OZSpeech: One-step Zero-shot Speech Synthesis with Learned-Prior-Conditioned Flow Matching¶

Conference: ACL2025
arXiv: 2505.12800
Code: OZSpeech Demo
Area: Image Generation
Keywords: Flow Matching, Zero-Shot TTS, One-Step Sampling, Learned Prior, Neural Codec

TL;DR¶

This paper proposes OZSpeech, the first zero-shot TTS system that combines Optimal Transport Conditional Flow Matching (OT-CFM) with a learned prior distribution to achieve one-step sampling. It significantly outperforms existing approaches in content accuracy (WER), inference speed, and model size.

Background & Motivation¶

Challenges of Zero-Shot TTS: Zero-shot TTS requires cloning the acoustic characteristics of unseen speakers from a prompt of a few seconds, which remains a core challenge in speech synthesis.
Limitations of Autoregressive Methods: Autoregressive models such as VALL-E suffer from infinite repetition issues due to non-deterministic sampling, making them less reliable under high-precision scenarios.
Bottlenecks of Diffusion Models: Diffusion models like E2 TTS can generate high-quality audio, but multi-step sampling incurs high computational costs, making it difficult to satisfy real-time application demands.
Inadequacy of Existing Acceleration Schemes: Consistency Models require high training costs across the full range \(t \in [0,1]\); Shortcut Models introduce extra constraints and are more resource-intensive.
Limitations of Traditional OT-CFM: Traditional methods construct the output distribution starting from Gaussian noise. The large gap between noise and the target necessitates multi-step sampling to converge.
Core Motivation: Is it possible to start from a learned prior that is closer to the target distribution, enabling flow matching to accomplish high-quality speech synthesis in just a single step?

Method¶

Overall Architecture¶

The overall pipeline of OZSpeech is divided into three core modules:

Prior Codes Generator (\(f_\psi\)): Converts text (phonemes) into a sequence of prior codes, serving as the starting point for flow matching.
OT-CFM Vector Field Estimator (\(v_\theta\)): Starting from the prior codes, it estimates the vector field toward the target distribution by incorporating the rhythm and acoustic details from the acoustic prompt.
FACodec: Decomposes the waveform into decoupled representations of speaker identity, prosody, content, and acoustic details, and finally decodes them back into the speech waveform.

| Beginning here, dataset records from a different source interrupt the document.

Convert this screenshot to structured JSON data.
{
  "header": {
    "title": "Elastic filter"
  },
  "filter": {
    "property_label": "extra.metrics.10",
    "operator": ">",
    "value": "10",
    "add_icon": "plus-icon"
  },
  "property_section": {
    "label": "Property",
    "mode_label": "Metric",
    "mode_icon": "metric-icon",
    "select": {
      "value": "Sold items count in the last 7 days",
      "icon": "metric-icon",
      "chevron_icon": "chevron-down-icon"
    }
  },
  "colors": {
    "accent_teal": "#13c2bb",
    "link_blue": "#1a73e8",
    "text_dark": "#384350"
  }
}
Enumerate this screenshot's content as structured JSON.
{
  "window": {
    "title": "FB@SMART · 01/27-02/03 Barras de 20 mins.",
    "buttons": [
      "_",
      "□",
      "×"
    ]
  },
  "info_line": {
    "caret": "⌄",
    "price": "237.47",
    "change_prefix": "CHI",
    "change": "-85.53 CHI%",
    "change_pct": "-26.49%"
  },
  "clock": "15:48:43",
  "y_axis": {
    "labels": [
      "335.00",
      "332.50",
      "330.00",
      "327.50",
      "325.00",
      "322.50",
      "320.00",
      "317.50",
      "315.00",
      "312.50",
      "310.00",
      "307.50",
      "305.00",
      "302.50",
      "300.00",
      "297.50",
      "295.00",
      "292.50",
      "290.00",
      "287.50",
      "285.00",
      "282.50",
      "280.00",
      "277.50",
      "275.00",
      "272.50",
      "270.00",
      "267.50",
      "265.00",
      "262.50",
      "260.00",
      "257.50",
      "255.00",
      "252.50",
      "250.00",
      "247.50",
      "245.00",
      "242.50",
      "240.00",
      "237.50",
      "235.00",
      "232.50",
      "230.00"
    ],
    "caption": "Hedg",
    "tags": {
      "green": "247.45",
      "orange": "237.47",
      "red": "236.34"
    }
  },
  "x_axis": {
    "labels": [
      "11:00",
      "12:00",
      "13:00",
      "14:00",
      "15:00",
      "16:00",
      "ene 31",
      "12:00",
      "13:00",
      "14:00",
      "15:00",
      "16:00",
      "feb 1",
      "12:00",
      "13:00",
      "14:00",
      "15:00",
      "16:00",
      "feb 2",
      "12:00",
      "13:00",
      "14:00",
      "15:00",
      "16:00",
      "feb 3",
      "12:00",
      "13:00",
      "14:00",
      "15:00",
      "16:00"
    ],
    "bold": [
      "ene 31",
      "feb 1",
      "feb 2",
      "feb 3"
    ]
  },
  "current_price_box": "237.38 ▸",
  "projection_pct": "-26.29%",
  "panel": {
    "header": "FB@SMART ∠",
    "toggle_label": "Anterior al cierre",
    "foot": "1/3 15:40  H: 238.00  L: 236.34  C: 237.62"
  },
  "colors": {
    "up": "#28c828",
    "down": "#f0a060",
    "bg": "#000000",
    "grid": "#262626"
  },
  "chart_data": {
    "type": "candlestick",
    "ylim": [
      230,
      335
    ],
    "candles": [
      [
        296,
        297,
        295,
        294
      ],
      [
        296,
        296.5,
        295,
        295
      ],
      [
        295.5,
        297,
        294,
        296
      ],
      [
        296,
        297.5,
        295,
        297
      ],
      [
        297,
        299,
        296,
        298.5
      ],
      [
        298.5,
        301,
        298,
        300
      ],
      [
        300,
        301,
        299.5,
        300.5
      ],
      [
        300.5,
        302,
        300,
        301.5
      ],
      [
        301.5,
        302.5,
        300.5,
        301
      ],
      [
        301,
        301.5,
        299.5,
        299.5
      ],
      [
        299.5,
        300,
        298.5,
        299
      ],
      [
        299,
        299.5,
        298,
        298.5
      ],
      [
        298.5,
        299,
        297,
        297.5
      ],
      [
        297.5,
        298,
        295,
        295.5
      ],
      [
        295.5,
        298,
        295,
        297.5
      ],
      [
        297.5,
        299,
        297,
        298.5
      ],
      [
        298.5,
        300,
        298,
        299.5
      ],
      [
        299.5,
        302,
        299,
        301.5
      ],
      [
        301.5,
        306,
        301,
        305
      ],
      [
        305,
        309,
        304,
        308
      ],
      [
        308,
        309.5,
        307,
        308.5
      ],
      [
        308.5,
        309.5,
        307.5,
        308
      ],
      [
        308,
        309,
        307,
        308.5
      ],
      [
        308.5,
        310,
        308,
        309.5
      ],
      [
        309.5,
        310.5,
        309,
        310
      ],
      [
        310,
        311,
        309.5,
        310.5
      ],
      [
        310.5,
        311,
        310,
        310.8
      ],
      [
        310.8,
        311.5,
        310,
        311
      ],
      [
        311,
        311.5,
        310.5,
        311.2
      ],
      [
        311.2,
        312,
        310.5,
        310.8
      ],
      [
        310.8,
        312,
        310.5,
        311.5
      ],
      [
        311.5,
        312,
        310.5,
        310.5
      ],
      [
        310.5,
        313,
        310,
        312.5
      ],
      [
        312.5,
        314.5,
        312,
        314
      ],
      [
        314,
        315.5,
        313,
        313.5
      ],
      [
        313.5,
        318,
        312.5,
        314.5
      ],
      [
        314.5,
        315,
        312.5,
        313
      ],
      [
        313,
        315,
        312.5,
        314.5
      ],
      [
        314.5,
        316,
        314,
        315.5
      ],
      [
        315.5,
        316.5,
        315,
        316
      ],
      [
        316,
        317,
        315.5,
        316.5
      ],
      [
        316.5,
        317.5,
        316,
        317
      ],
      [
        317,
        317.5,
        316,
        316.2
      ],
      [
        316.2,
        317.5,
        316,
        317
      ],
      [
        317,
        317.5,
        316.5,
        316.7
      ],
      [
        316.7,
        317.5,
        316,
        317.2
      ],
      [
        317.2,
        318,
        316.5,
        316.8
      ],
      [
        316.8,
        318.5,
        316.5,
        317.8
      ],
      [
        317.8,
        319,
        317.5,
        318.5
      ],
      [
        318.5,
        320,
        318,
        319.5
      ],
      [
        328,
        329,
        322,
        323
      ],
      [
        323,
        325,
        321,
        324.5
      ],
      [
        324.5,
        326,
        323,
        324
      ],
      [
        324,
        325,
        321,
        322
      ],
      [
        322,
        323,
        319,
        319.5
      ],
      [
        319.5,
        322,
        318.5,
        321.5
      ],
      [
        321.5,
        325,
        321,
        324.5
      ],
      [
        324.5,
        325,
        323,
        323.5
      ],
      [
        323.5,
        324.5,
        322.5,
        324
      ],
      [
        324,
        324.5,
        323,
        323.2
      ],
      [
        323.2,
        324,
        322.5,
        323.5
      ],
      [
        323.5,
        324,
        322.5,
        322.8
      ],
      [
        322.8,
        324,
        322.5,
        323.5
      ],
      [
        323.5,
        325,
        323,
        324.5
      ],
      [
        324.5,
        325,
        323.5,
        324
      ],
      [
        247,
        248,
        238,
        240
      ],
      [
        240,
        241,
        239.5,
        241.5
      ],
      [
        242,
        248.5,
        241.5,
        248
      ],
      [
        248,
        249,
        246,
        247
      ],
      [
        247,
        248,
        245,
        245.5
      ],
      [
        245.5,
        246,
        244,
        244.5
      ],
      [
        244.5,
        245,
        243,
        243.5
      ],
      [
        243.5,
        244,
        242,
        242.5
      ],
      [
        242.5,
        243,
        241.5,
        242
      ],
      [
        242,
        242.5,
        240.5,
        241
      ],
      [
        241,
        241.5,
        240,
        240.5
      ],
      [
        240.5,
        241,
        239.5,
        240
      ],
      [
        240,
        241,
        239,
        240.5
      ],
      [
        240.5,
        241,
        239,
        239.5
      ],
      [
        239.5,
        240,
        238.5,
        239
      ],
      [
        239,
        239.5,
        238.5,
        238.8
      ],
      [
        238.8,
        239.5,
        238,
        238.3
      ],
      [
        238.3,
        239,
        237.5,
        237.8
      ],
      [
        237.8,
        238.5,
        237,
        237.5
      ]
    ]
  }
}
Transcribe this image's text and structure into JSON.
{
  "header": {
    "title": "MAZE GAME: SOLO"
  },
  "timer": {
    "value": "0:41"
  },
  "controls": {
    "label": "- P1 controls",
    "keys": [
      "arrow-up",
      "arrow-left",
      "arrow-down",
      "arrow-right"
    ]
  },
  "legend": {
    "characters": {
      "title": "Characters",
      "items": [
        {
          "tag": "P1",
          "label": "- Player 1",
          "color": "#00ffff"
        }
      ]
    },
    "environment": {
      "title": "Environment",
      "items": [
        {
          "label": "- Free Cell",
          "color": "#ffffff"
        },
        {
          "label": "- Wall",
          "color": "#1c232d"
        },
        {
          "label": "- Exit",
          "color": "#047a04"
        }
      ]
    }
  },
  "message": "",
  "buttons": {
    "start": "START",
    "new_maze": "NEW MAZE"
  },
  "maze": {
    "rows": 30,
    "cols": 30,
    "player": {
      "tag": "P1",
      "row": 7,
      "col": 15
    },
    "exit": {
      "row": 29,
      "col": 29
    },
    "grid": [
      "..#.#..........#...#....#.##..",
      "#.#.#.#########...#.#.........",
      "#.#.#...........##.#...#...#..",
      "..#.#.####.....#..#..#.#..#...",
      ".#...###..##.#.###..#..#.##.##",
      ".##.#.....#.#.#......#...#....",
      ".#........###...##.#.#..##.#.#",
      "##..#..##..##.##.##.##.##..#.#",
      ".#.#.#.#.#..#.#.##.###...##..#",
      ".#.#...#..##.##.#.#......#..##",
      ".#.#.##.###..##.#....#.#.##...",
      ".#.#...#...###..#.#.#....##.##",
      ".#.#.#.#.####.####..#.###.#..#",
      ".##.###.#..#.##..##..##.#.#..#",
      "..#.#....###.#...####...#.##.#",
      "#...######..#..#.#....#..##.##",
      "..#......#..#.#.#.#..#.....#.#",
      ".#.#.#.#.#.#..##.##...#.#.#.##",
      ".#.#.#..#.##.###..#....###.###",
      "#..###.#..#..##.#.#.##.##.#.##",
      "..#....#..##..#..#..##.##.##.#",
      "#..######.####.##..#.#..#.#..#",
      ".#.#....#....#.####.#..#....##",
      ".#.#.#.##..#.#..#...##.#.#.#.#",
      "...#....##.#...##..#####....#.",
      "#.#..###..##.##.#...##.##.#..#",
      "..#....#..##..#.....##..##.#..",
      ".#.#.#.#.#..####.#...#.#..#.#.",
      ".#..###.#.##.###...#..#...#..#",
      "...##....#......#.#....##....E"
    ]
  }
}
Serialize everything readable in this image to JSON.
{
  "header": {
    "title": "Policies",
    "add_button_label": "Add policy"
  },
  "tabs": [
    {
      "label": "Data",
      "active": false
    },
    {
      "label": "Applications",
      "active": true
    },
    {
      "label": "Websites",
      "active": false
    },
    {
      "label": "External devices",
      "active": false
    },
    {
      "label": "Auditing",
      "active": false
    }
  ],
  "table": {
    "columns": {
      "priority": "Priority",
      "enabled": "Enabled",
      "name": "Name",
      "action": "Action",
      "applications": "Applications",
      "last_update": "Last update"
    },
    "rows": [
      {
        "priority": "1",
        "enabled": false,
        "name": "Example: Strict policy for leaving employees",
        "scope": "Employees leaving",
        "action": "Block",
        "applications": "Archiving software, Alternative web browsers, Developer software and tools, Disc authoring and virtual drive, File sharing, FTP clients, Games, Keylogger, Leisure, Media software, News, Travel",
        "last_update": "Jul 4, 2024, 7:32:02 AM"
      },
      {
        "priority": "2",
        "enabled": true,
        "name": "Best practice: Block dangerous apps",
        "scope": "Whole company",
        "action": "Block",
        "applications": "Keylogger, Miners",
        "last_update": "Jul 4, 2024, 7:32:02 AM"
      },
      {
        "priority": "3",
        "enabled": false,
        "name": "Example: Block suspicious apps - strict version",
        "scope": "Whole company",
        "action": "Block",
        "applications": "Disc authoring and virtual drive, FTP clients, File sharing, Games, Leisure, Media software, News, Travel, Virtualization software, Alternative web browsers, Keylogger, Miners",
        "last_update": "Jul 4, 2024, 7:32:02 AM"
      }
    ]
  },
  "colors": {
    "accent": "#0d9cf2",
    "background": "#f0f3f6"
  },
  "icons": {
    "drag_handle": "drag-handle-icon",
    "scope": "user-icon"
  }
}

Key Innovation: Instead of starting from Gaussian noise, the framework starts from a learned prior that is already close to the target distribution, thereby allowing flow matching to be completed in one single step.

Prior Codes Generator¶

A hierarchical cascaded neural network is employed, where the generation of each code sequence depends on the preceding code sequences:

\[p(\mathbf{q}_{1:6}|\mathbf{p};\psi) = p(\mathbf{q}_1|\mathbf{p};f_\psi^1)\prod_{j=2}^{6}p(\mathbf{q}_j|\mathbf{q}_{j-1};f_\psi^j)\]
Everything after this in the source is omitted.